The key idea is that for the function to be differentiable, not only must the partial derivatives \(\frac{\partial f}{\partial x}\) and \(\frac{\partial f}{\partial y}\) exist at that point, but they must also be locally continuous near that point. This ensures a smooth transition between the values of the derivatives when taking small steps around \((a, b)\).

• For the function to behave nicely, approximation errors should diminish faster than the distance to the point, indicating the dominance of the linear approximation.
• The expression of the derivative forms a linear map, often visualized as a tangent plane in the context of functions of two variables.

Partial derivatives represent the rate of change of a multivariable function with respect to one variable while keeping the others constant. In the context of multivariable calculus, they are crucial because they provide a way to examine the behavior of a function concerning each of its variables separately.

For the function \(f(x, y) = \tan(x^2 + y^2)\), to find the partial derivatives, we apply the chain rule. Calculating \(f_x\) involves deriving \(tan(x^2 + y^2)\) with respect to \(x\), treating \(y\) as a constant. Similarly, \(f_y\) is found by differentiating with respect to \(y\), treating \(x\) as constant:

• The partial derivative with respect to \(x\) is given by \( f_x(x, y) = \sec^2(x^2+y^2) \cdot 2x \).
• The partial derivative with respect to \(y\) is \( f_y(x, y) = \sec^2(x^2+y^2) \cdot 2y \).

Partial derivatives lay the groundwork for further insights, such as determining the direction of steepest ascent or descent and studying the function's critical points.

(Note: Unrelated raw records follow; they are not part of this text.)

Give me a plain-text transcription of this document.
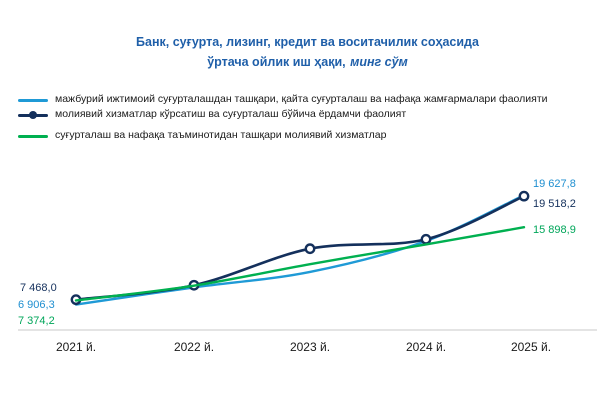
Банк, суғурта, лизинг, кредит ва воситачилик соҳасида
ўртача ойлик иш ҳақи, минг сўм
мажбурий ижтимоий суғурталашдан ташқари, қайта суғурталаш ва нафақа жамғармалари фаолияти
молиявий хизматлар кўрсатиш ва суғурталаш бўйича ёрдамчи фаолият
суғурталаш ва нафақа таъминотидан ташқари молиявий хизматлар
2021 й.	2022 й.	2023 й.	2024 й.	2025 й.
7 468,0
6 906,3
7 374,2
19 627,8
19 518,2
15 898,9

Continuity is a core concept to grasp when dealing with differentiability in multivariable calculus. A function is continuous at a point if small changes in input values result in small changes in the output value. This quality is what ensures that both the function itself and its partial derivatives are predictable and free from sudden jumps or gaps.

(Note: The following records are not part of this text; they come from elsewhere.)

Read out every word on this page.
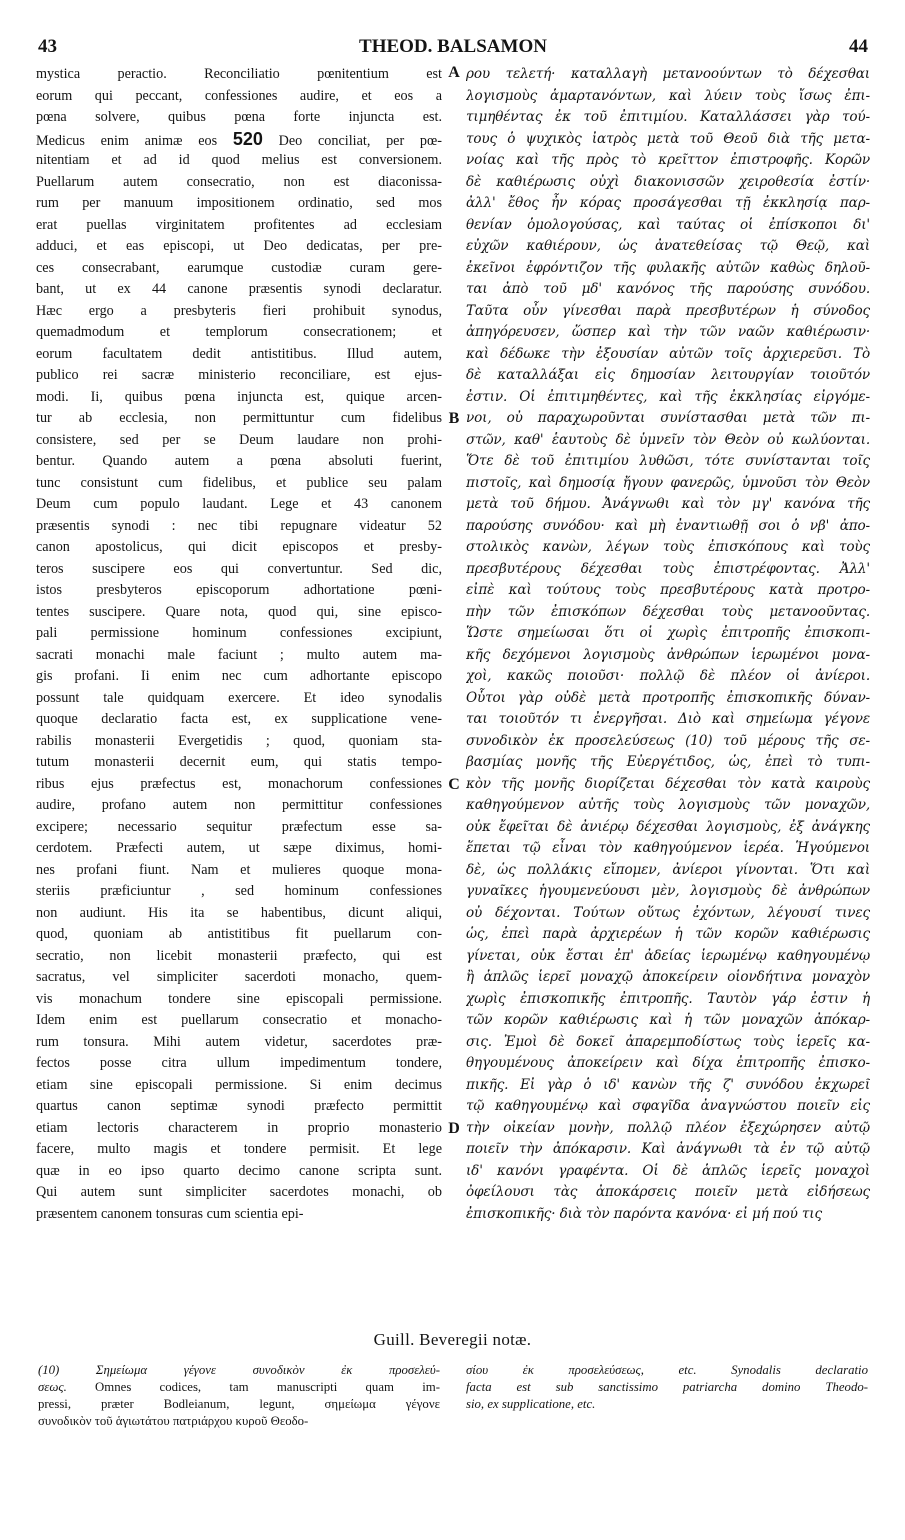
43	THEOD. BALSAMON	44
mystica peractio. Reconciliatio pœnitentium est
eorum qui peccant, confessiones audire, et eos a
pœna solvere, quibus pœna forte injuncta est.
Medicus enim animæ eos 520 Deo conciliat, per pœ-
nitentiam et ad id quod melius est conversionem.
Puellarum autem consecratio, non est diaconissa-
rum per manuum impositionem ordinatio, sed mos
erat puellas virginitatem profitentes ad ecclesiam
adduci, et eas episcopi, ut Deo dedicatas, per pre-
ces consecrabant, earumque custodiæ curam gere-
bant, ut ex 44 canone præsentis synodi declaratur.
Hæc ergo a presbyteris fieri prohibuit synodus,
quemadmodum et templorum consecrationem; et
eorum facultatem dedit antistitibus. Illud autem,
publico rei sacræ ministerio reconciliare, est ejus-
modi. Ii, quibus pœna injuncta est, quique arcen-
tur ab ecclesia, non permittuntur cum fidelibus
consistere, sed per se Deum laudare non prohi-
bentur. Quando autem a pœna absoluti fuerint,
tunc consistunt cum fidelibus, et publice seu palam
Deum cum populo laudant. Lege et 43 canonem
præsentis synodi : nec tibi repugnare videatur 52
canon apostolicus, qui dicit episcopos et presby-
teros suscipere eos qui convertuntur. Sed dic,
istos presbyteros episcoporum adhortatione pœni-
tentes suscipere. Quare nota, quod qui, sine episco-
pali permissione hominum confessiones excipiunt,
sacrati monachi male faciunt ; multo autem ma-
gis profani. Ii enim nec cum adhortante episcopo
possunt tale quidquam exercere. Et ideo synodalis
quoque declaratio facta est, ex supplicatione vene-
rabilis monasterii Evergetidis ; quod, quoniam sta-
tutum monasterii decernit eum, qui statis tempo-
ribus ejus præfectus est, monachorum confessiones
audire, profano autem non permittitur confessiones
excipere; necessario sequitur præfectum esse sa-
cerdotem. Præfecti autem, ut sæpe diximus, homi-
nes profani fiunt. Nam et mulieres quoque mona-
steriis præficiuntur , sed hominum confessiones
non audiunt. His ita se habentibus, dicunt aliqui,
quod, quoniam ab antistitibus fit puellarum con-
secratio, non licebit monasterii præfecto, qui est
sacratus, vel simpliciter sacerdoti monacho, quem-
vis monachum tondere sine episcopali permissione.
Idem enim est puellarum consecratio et monacho-
rum tonsura. Mihi autem videtur, sacerdotes præ-
fectos posse citra ullum impedimentum tondere,
etiam sine episcopali permissione. Si enim decimus
quartus canon septimæ synodi præfecto permittit
etiam lectoris characterem in proprio monasterio
facere, multo magis et tondere permisit. Et lege
quæ in eo ipso quarto decimo canone scripta sunt.
Qui autem sunt simpliciter sacerdotes monachi, ob
præsentem canonem tonsuras cum scientia epi-
ρου τελετή· καταλλαγὴ μετανοούντων τὸ δέχεσθαι
λογισμοὺς ἁμαρτανόντων, καὶ λύειν τοὺς ἴσως ἐπι-
τιμηθέντας ἐκ τοῦ ἐπιτιμίου. Καταλλάσσει γὰρ τού-
τους ὁ ψυχικὸς ἰατρὸς μετὰ τοῦ Θεοῦ διὰ τῆς μετα-
νοίας καὶ τῆς πρὸς τὸ κρεῖττον ἐπιστροφῆς. Κορῶν
δὲ καθιέρωσις οὐχὶ διακονισσῶν χειροθεσία ἐστίν·
ἀλλ' ἔθος ἦν κόρας προσάγεσθαι τῇ ἐκκλησίᾳ παρ-
θενίαν ὁμολογούσας, καὶ ταύτας οἱ ἐπίσκοποι δι'
εὐχῶν καθιέρουν, ὡς ἀνατεθείσας τῷ Θεῷ, καὶ
ἐκεῖνοι ἐφρόντιζον τῆς φυλακῆς αὐτῶν καθὼς δηλοῦ-
ται ἀπὸ τοῦ μδ' κανόνος τῆς παρούσης συνόδου.
Ταῦτα οὖν γίνεσθαι παρὰ πρεσβυτέρων ἡ σύνοδος
ἀπηγόρευσεν, ὥσπερ καὶ τὴν τῶν ναῶν καθιέρωσιν·
καὶ δέδωκε τὴν ἐξουσίαν αὐτῶν τοῖς ἀρχιερεῦσι. Τὸ
δὲ καταλλάξαι εἰς δημοσίαν λειτουργίαν τοιοῦτόν
ἐστιν. Οἱ ἐπιτιμηθέντες, καὶ τῆς ἐκκλησίας εἰργόμε-
νοι, οὐ παραχωροῦνται συνίστασθαι μετὰ τῶν πι-
στῶν, καθ' ἑαυτοὺς δὲ ὑμνεῖν τὸν Θεὸν οὐ κωλύονται.
Ὅτε δὲ τοῦ ἐπιτιμίου λυθῶσι, τότε συνίστανται τοῖς
πιστοῖς, καὶ δημοσίᾳ ἤγουν φανερῶς, ὑμνοῦσι τὸν Θεὸν
μετὰ τοῦ δήμου. Ἀνάγνωθι καὶ τὸν μγ' κανόνα τῆς
παρούσης συνόδου· καὶ μὴ ἐναντιωθῇ σοι ὁ νβ' ἀπο-
στολικὸς κανὼν, λέγων τοὺς ἐπισκόπους καὶ τοὺς
πρεσβυτέρους δέχεσθαι τοὺς ἐπιστρέφοντας. Ἀλλ'
εἰπὲ καὶ τούτους τοὺς πρεσβυτέρους κατὰ προτρο-
πὴν τῶν ἐπισκόπων δέχεσθαι τοὺς μετανοοῦντας.
Ὥστε σημείωσαι ὅτι οἱ χωρὶς ἐπιτροπῆς ἐπισκοπι-
κῆς δεχόμενοι λογισμοὺς ἀνθρώπων ἱερωμένοι μονα-
χοὶ, κακῶς ποιοῦσι· πολλῷ δὲ πλέον οἱ ἀνίεροι.
Οὗτοι γὰρ οὐδὲ μετὰ προτροπῆς ἐπισκοπικῆς δύναν-
ται τοιοῦτόν τι ἐνεργῆσαι. Διὸ καὶ σημείωμα γέγονε
συνοδικὸν ἐκ προσελεύσεως (10) τοῦ μέρους τῆς σε-
βασμίας μονῆς τῆς Εὐεργέτιδος, ὡς, ἐπεὶ τὸ τυπι-
κὸν τῆς μονῆς διορίζεται δέχεσθαι τὸν κατὰ καιροὺς
καθηγούμενον αὐτῆς τοὺς λογισμοὺς τῶν μοναχῶν,
οὐκ ἔφεῖται δὲ ἀνιέρῳ δέχεσθαι λογισμοὺς, ἐξ ἀνάγκης
ἕπεται τῷ εἶναι τὸν καθηγούμενον ἱερέα. Ἡγούμενοι
δὲ, ὡς πολλάκις εἴπομεν, ἀνίεροι γίνονται. Ὅτι καὶ
γυναῖκες ἡγουμενεύουσι μὲν, λογισμοὺς δὲ ἀνθρώπων
οὐ δέχονται. Τούτων οὕτως ἐχόντων, λέγουσί τινες
ὡς, ἐπεὶ παρὰ ἀρχιερέων ἡ τῶν κορῶν καθιέρωσις
γίνεται, οὐκ ἔσται ἐπ' ἀδείας ἱερωμένῳ καθηγουμένῳ
ἢ ἁπλῶς ἱερεῖ μοναχῷ ἀποκείρειν οἱονδήτινα μοναχὸν
χωρὶς ἐπισκοπικῆς ἐπιτροπῆς. Ταυτὸν γάρ ἐστιν ἡ
τῶν κορῶν καθιέρωσις καὶ ἡ τῶν μοναχῶν ἀπόκαρ-
σις. Ἐμοὶ δὲ δοκεῖ ἀπαρεμποδίστως τοὺς ἱερεῖς κα-
θηγουμένους ἀποκείρειν καὶ δίχα ἐπιτροπῆς ἐπισκο-
πικῆς. Εἰ γὰρ ὁ ιδ' κανὼν τῆς ζ' συνόδου ἐκχωρεῖ
τῷ καθηγουμένῳ καὶ σφαγῖδα ἀναγνώστου ποιεῖν εἰς
τὴν οἰκείαν μονὴν, πολλῷ πλέον ἐξεχώρησεν αὐτῷ
ποιεῖν τὴν ἀπόκαρσιν. Καὶ ἀνάγνωθι τὰ ἐν τῷ αὐτῷ
ιδ' κανόνι γραφέντα. Οἱ δὲ ἁπλῶς ἱερεῖς μοναχοὶ
ὀφείλουσι τὰς ἀποκάρσεις ποιεῖν μετὰ εἰδήσεως
ἐπισκοπικῆς· διὰ τὸν παρόντα κανόνα· εἰ μή πού τις
A
B
C
D
Guill. Beveregii notæ.
(10) Σημείωμα γέγονε συνοδικὸν ἐκ προσελεύ-
σεως. Omnes codices, tam manuscripti quam im-
pressi, præter Bodleianum, legunt, σημείωμα γέγονε
συνοδικὸν τοῦ ἁγιωτάτου πατριάρχου κυροῦ Θεοδο-
σίου ἐκ προσελεύσεως, etc. Synodalis declaratio
facta est sub sanctissimo patriarcha domino Theodo-
sio, ex supplicatione, etc.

For \(f(x, y)\) to be differentiable at a point, its partial derivatives must not only exist at that point but must also be continuous in a neighborhood surrounding it. In our problem, this refers to ensuring that both \(f_x\) and \(f_y\) are continuous around the point \(\left(\frac{\pi}{4}, -\frac{\pi}{4}\right)\).

• The function \( \sec \) is continuous wherever \( \tan \) is defined, lending continuity to the partial derivatives as long as \( x^2 + y^2 \) doesn’t lead to an undefined input.
• Because \( x^2 + y^2 \) is a smooth, non-negative function, \(f\) is continuous over the entire plane, provided that tangent inputs are valid.

By ensuring these conditions are met, we verify the differentiability of \(f(x, y)\) at the specified point.